Het tweede deel van het boek vangt een nogal wonderlijk aan, met een novelle over twee jongens die een diepe vriendschap sluiten, van wie er één geen vader heeft. Een boeiend maar ook weer wat lievig verhaal – misschien een verhaal voor kinderen, zoals de zoete gedichten in Vadertaal ook voor het kinderoog bestemd lijken. Mogelijk een antwoord op de Italiaanse uitgeefster die Zambra ooit te verstaan gaf dat ze hem meer een schrijver voor kinderen dan voor volwassenen vindt. Of een voortborduren op zijn eigen pleidooi ter waardering van kinderliteratuur. Binnen twee kaften vergt het wel wat aanpassingsvermogen van de lezer, die niet veel later bijvoorbeeld een uiterst volwassen essay over Zambra’s band met zijn eigen vader in geslingerd wordt.

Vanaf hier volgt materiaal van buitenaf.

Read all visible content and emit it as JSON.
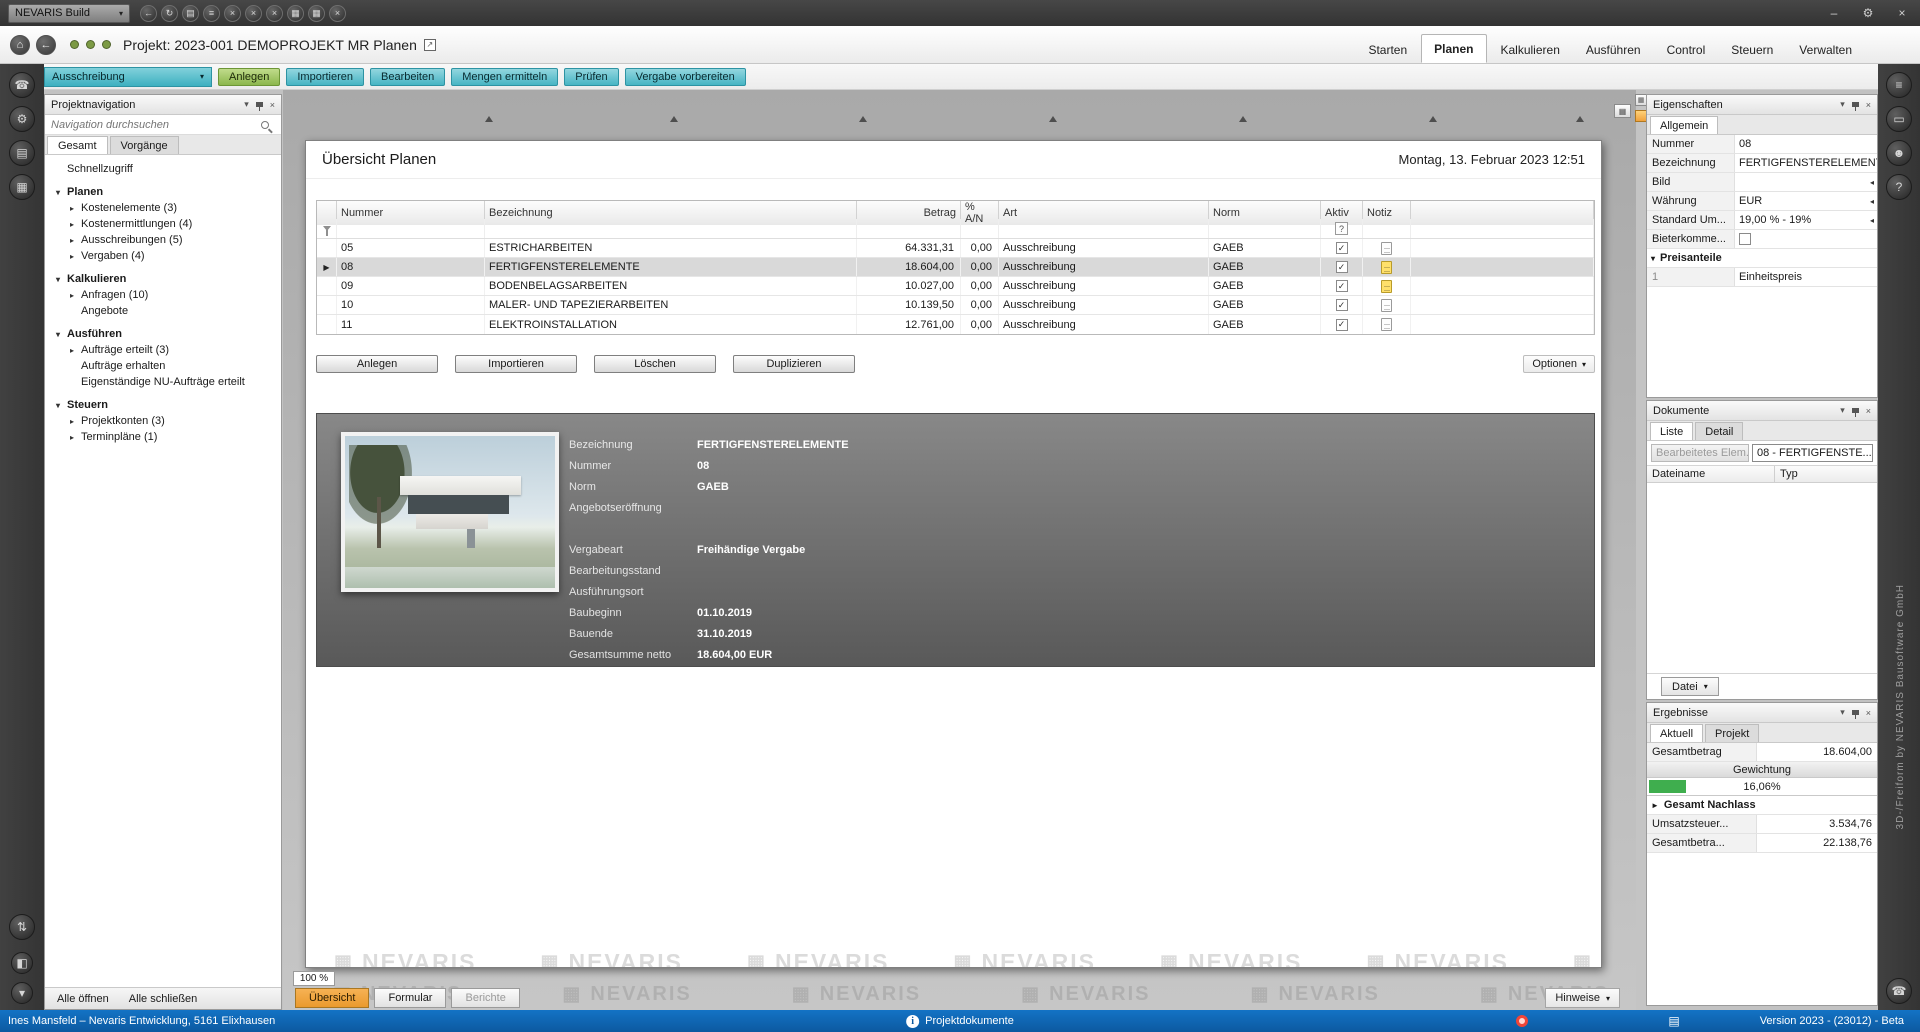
{
  "icons": {
    "chevron_down": "▾",
    "close": "×",
    "minimize": "–",
    "settings": "⚙",
    "row_marker": "▶",
    "external": "↗",
    "home": "⌂",
    "back": "←",
    "grid": "▦",
    "doc": "▤",
    "info": "i",
    "question": "?"
  },
  "colors": {
    "accent_teal": "#47b5c4",
    "accent_green": "#8cb74d",
    "statusbar_blue": "#0c59a0",
    "active_tab_orange": "#ea9a2e",
    "progress_green": "#3fae4e",
    "status_dot_green": "#7c9a44"
  },
  "titlebar": {
    "app_button_label": "NEVARIS Build",
    "quick_access_icons": [
      {
        "name": "nav-back-icon",
        "glyph": "←"
      },
      {
        "name": "refresh-icon",
        "glyph": "↻"
      },
      {
        "name": "document-icon",
        "glyph": "▤"
      },
      {
        "name": "list-icon",
        "glyph": "≡"
      },
      {
        "name": "close-window-icon",
        "glyph": "×"
      },
      {
        "name": "close-tab-icon",
        "glyph": "×"
      },
      {
        "name": "close-all-icon",
        "glyph": "×"
      },
      {
        "name": "grid-layout-icon",
        "glyph": "▦"
      },
      {
        "name": "window-layout-icon",
        "glyph": "▦"
      },
      {
        "name": "exit-icon",
        "glyph": "×"
      }
    ]
  },
  "project_bar": {
    "project_label": "Projekt: 2023-001 DEMOPROJEKT MR Planen",
    "status_dots": [
      "#7c9a44",
      "#7c9a44",
      "#7c9a44"
    ],
    "tabs": [
      {
        "label": "Starten"
      },
      {
        "label": "Planen"
      },
      {
        "label": "Kalkulieren"
      },
      {
        "label": "Ausführen"
      },
      {
        "label": "Control"
      },
      {
        "label": "Steuern"
      },
      {
        "label": "Verwalten"
      }
    ]
  },
  "ribbon": {
    "module_selector": "Ausschreibung",
    "buttons": [
      "Anlegen",
      "Importieren",
      "Bearbeiten",
      "Mengen ermitteln",
      "Prüfen",
      "Vergabe vorbereiten"
    ]
  },
  "left_strip": {
    "top_icons": [
      {
        "name": "support-icon",
        "glyph": "☎"
      },
      {
        "name": "settings-icon",
        "glyph": "⚙"
      },
      {
        "name": "news-icon",
        "glyph": "▤"
      },
      {
        "name": "apps-icon",
        "glyph": "▦"
      }
    ],
    "bottom_icons": [
      {
        "name": "sync-icon",
        "glyph": "⇅"
      },
      {
        "name": "panel-toggle-icon",
        "glyph": "◧"
      },
      {
        "name": "collapse-icon",
        "glyph": "▾"
      }
    ]
  },
  "right_strip": {
    "top_icons": [
      {
        "name": "menu-icon",
        "glyph": "≡"
      },
      {
        "name": "monitor-icon",
        "glyph": "▭"
      },
      {
        "name": "user-icon",
        "glyph": "☻"
      },
      {
        "name": "help-icon",
        "glyph": "?"
      }
    ],
    "bottom_icons": [
      {
        "name": "phone-icon",
        "glyph": "☎"
      }
    ]
  },
  "navigation": {
    "panel_title": "Projektnavigation",
    "search_placeholder": "Navigation durchsuchen",
    "tabs": [
      "Gesamt",
      "Vorgänge"
    ],
    "quick_access_label": "Schnellzugriff",
    "tree": [
      {
        "label": "Planen",
        "arrow": "▾"
      },
      {
        "label": "Kostenelemente (3)",
        "arrow": "▸"
      },
      {
        "label": "Kostenermittlungen (4)",
        "arrow": "▸"
      },
      {
        "label": "Ausschreibungen (5)",
        "arrow": "▸"
      },
      {
        "label": "Vergaben (4)",
        "arrow": "▸"
      },
      {
        "label": "Kalkulieren",
        "arrow": "▾"
      },
      {
        "label": "Anfragen (10)",
        "arrow": "▸"
      },
      {
        "label": "Angebote",
        "arrow": ""
      },
      {
        "label": "Ausführen",
        "arrow": "▾"
      },
      {
        "label": "Aufträge erteilt (3)",
        "arrow": "▸"
      },
      {
        "label": "Aufträge erhalten",
        "arrow": ""
      },
      {
        "label": "Eigenständige NU-Aufträge erteilt",
        "arrow": ""
      },
      {
        "label": "Steuern",
        "arrow": "▾"
      },
      {
        "label": "Projektkonten (3)",
        "arrow": "▸"
      },
      {
        "label": "Terminpläne (1)",
        "arrow": "▸"
      }
    ],
    "footer_buttons": [
      "Alle öffnen",
      "Alle schließen"
    ]
  },
  "main": {
    "page_title": "Übersicht Planen",
    "datetime": "Montag, 13. Februar 2023 12:51",
    "table": {
      "columns": [
        "Nummer",
        "Bezeichnung",
        "Betrag",
        "% A/N",
        "Art",
        "Norm",
        "Aktiv",
        "Notiz"
      ],
      "filter_hint": "?",
      "rows": [
        {
          "nummer": "05",
          "bezeichnung": "ESTRICHARBEITEN",
          "betrag": "64.331,31",
          "an": "0,00",
          "art": "Ausschreibung",
          "norm": "GAEB",
          "aktiv": "✓",
          "notiz": "plain"
        },
        {
          "nummer": "08",
          "bezeichnung": "FERTIGFENSTERELEMENTE",
          "betrag": "18.604,00",
          "an": "0,00",
          "art": "Ausschreibung",
          "norm": "GAEB",
          "aktiv": "✓",
          "notiz": "note"
        },
        {
          "nummer": "09",
          "bezeichnung": "BODENBELAGSARBEITEN",
          "betrag": "10.027,00",
          "an": "0,00",
          "art": "Ausschreibung",
          "norm": "GAEB",
          "aktiv": "✓",
          "notiz": "note"
        },
        {
          "nummer": "10",
          "bezeichnung": "MALER- UND TAPEZIERARBEITEN",
          "betrag": "10.139,50",
          "an": "0,00",
          "art": "Ausschreibung",
          "norm": "GAEB",
          "aktiv": "✓",
          "notiz": "plain"
        },
        {
          "nummer": "11",
          "bezeichnung": "ELEKTROINSTALLATION",
          "betrag": "12.761,00",
          "an": "0,00",
          "art": "Ausschreibung",
          "norm": "GAEB",
          "aktiv": "✓",
          "notiz": "plain"
        }
      ]
    },
    "action_buttons": [
      "Anlegen",
      "Importieren",
      "Löschen",
      "Duplizieren"
    ],
    "options_button": "Optionen",
    "detail_card": {
      "fields": [
        {
          "label": "Bezeichnung",
          "value": "FERTIGFENSTERELEMENTE"
        },
        {
          "label": "Nummer",
          "value": "08"
        },
        {
          "label": "Norm",
          "value": "GAEB"
        },
        {
          "label": "Angebotseröffnung",
          "value": ""
        },
        {
          "label": "Vergabeart",
          "value": "Freihändige Vergabe"
        },
        {
          "label": "Bearbeitungsstand",
          "value": ""
        },
        {
          "label": "Ausführungsort",
          "value": ""
        },
        {
          "label": "Baubeginn",
          "value": "01.10.2019"
        },
        {
          "label": "Bauende",
          "value": "31.10.2019"
        },
        {
          "label": "Gesamtsum­me netto",
          "value": "18.604,00 EUR"
        }
      ]
    },
    "watermark_text": "NEVARIS",
    "zoom_level": "100 %",
    "bottom_tabs": [
      "Übersicht",
      "Formular",
      "Berichte"
    ],
    "hinweise_button": "Hinweise"
  },
  "properties": {
    "panel_title": "Eigenschaften",
    "tab": "Allgemein",
    "rows": [
      {
        "label": "Nummer",
        "value": "08",
        "arrow": ""
      },
      {
        "label": "Bezeichnung",
        "value": "FERTIGFENSTERELEMENT",
        "arrow": "◂"
      },
      {
        "label": "Bild",
        "value": "",
        "arrow": "◂"
      },
      {
        "label": "Währung",
        "value": "EUR",
        "arrow": "◂"
      },
      {
        "label": "Standard Um...",
        "value": "19,00 % - 19%",
        "arrow": "◂"
      },
      {
        "label": "Bieterkomme...",
        "value": "",
        "arrow": ""
      }
    ],
    "section_arrow": "▾",
    "section_label": "Preisanteile",
    "section_rows": [
      {
        "label": "1",
        "value": "Einheitspreis"
      }
    ]
  },
  "documents": {
    "panel_title": "Dokumente",
    "tabs": [
      "Liste",
      "Detail"
    ],
    "edited_element_label": "Bearbeitetes Elem...",
    "edited_element_value": "08 - FERTIGFENSTE...",
    "columns": [
      "Dateiname",
      "Typ"
    ],
    "file_button": "Datei"
  },
  "results": {
    "panel_title": "Ergebnisse",
    "tabs": [
      "Aktuell",
      "Projekt"
    ],
    "gesamtbetrag_label": "Gesamtbetrag",
    "gesamtbetrag_value": "18.604,00",
    "gewichtung_label": "Gewichtung",
    "gewichtung_value": "16,06%",
    "bar_color": "#3fae4e",
    "nachlass_arrow": "►",
    "nachlass_label": "Gesamt Nachlass",
    "rows": [
      {
        "label": "Umsatzsteuer...",
        "value": "3.534,76"
      },
      {
        "label": "Gesamtbetra...",
        "value": "22.138,76"
      }
    ]
  },
  "statusbar": {
    "user_info": "Ines Mansfeld – Nevaris Entwicklung, 5161 Elixhausen",
    "center_label": "Projektdokumente",
    "version": "Version 2023 - (23012) - Beta"
  },
  "side_watermark": "3D-/Freiform by NEVARIS Bausoftware GmbH"
}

Het is wat onevenwichtig allemaal. En ik weet niet of het feit dat het jonge-vaderschap óók iets onevenwichtigs heeft dat kan verantwoorden.

Dit vaderboek is minder lijfelijk dan veel van de moederboeken die momenteel de ronde doen. Zambra, die heus vermoeid is, en dolverliefd op zijn kind en net als veel schrijvende moeders tijdelijk wat fragmentarischer van stof, heeft zijn zoon natuurlijk ook niet gebaard, geen borstvoeding gegeven. Let op, dit is geen kwalitatieve vergelijking, of een moreel oordeel, of een wedstrijdje wie-heeft-het-zwaarder, het is eerder een verschil waarvan ik me afvraag of het, zouden er meer vaders over het vaderschap gaan schrijven, een verschil zal blijven. Het kan ook zijn dat Zambra gewoon niet graag over het lichaam schrijft, zich liever op de taal concentreert.

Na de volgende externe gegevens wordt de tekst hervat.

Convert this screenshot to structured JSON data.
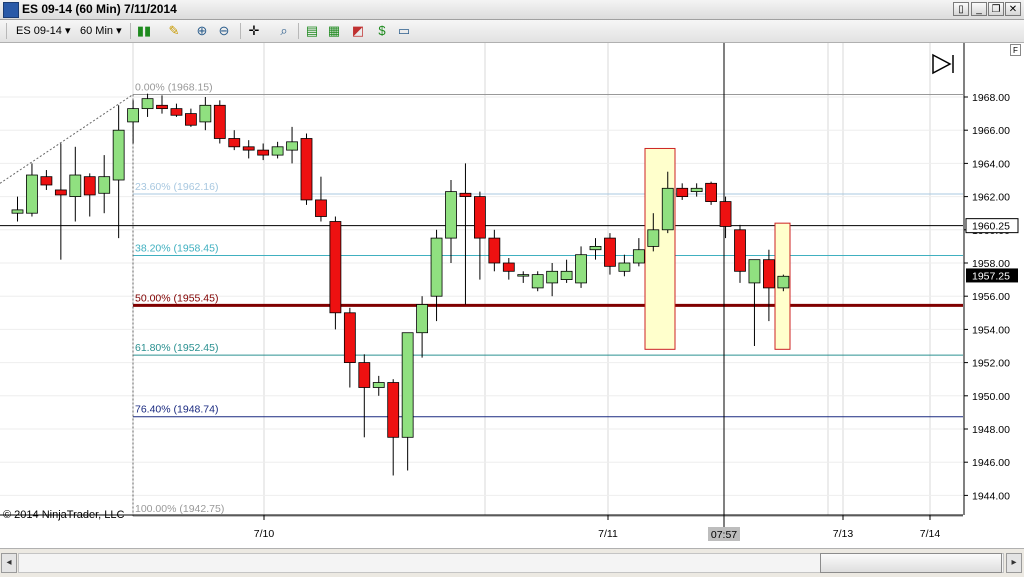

Er is één moment waarin de lichamen van vader en zoon elkaar op opvallende wijze spiegelen. Als Zambra zelf (in een pijnlijk hilarisch hoofdstuk) high van een te hoge dosis paddo-chocolade (een kleine dosis zou helpen tegen de ondraaglijke clusterhoofdpijn waaraan hij lijdt) alleen nog in staat is om over de vloer te kruipen, is het eerste waar hij aan denkt dat ook zijn zoon leert kruipen. Zoals alles (voetbal, liefde, taal, literatuur) in die eerste paar jaar van zijn vaderschap altijd leidt naar Silvestre, en via Silvestre soms terug de tijd in, naar Zambra’s eigen vader, om uiteindelijk steeds weer bij Zambra zelf uit te komen; de man die zijn eigen vader niet echt kent en zich kenbaar wil maken als vader, niet alleen aan zichzelf of de lezer, maar vooral aan zijn eigen zoon. Met Vadertaal vult Zambra, zij het een tikje overdadig, wel degelijk een deel van de vaderboekenleemte.